On paper, Deb sketched a detailed design that embraced openness but wasn’t open plan. “We had a good sense of how we wanted the spaces to work relative to each other,” she says. “We wanted connections between them, but not to always be in the same space. That was increasingly a requirement as the kids grew up. We needed a place where we could have people over and all the kids could congregate separately.”
Friend and architect Aaron Paterson of Pac Studio ran with Deb’s ideas, creating a concept plan that realised her love of mid-century design, with a focus on floor-to-ceiling glass facing the courtyard. They retained the two front bedrooms for the girls and extended another to form the main bedroom. This connects to the central TV room, which can be closed off with sliders. From here, the main living space, semi-detached from the kitchen and dining area, opens through more sliders to meet the cobbled courtyard, lawn and pool. The original hallway joining it all was maintained; “I love how when you open the front door, the length of the house is visible,” says Deb.

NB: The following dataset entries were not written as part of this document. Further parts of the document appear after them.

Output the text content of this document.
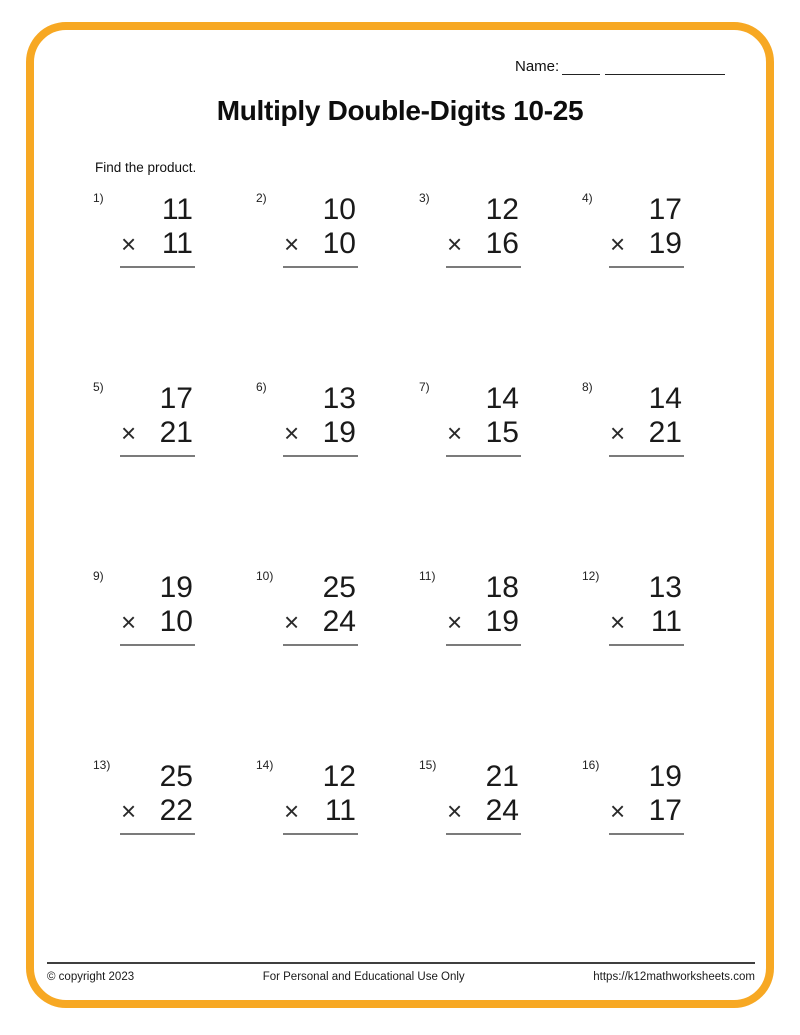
Name:
Multiply Double-Digits 10-25
Find the product.
1)	11
× 11
2)	10
× 10
3)	12
× 16
4)	17
× 19
5)	17
× 21
6)	13
× 19
7)	14
× 15
8)	14
× 21
9)	19
× 10
10)	25
× 24
11)	18
× 19
12)	13
× 11
13)	25
× 22
14)	12
× 11
15)	21
× 24
16)	19
× 17
© copyright 2023	For Personal and Educational Use Only	https://k12mathworksheets.com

Colour and tactility bring everything together and welcome you in. Texture is important to Deb, and she introduced it through the architecture and fittings. “It removes the stress of buying extra stuff,” she says. “The richness lies in the materials and the connection between them and the spaces.”
This is most apparent in the kitchen, which is characterised by a 3.8m island and textured tiles. What adds the most drama, though, is its brick walls. “I didn’t want a series of white walls,” says Deb. “Brick is a key mid-century material, and I thought if I could pull that in, it’d add a whole lot of texture and warmth.”
Colour provides another layer of character. The hallway walls are a light blue-green and there’s a darker version of this in the TV room. The tiles on the walls and floor of the main bathroom are a smoky grey-green, and soft pink keeps the main bedroom sweet. Meanwhile, décor details steal the spotlight in the white-walled living space, particularly the freestanding fire and the large kauri slab Chris sanded to form a tabletop. Deb’s love of mid-century style is also evident in the schist crazy paving in the courtyard. “When I grew up with crazy paving, I thought it was old-fashioned and awful, but I’ve loved it ever since,” she says. “I knew it’d feel good underfoot.” It makes sense that these pavers resonate nostalgically with Deb, in a spot designed so perfectly for gathering with loved ones, in that magic corner.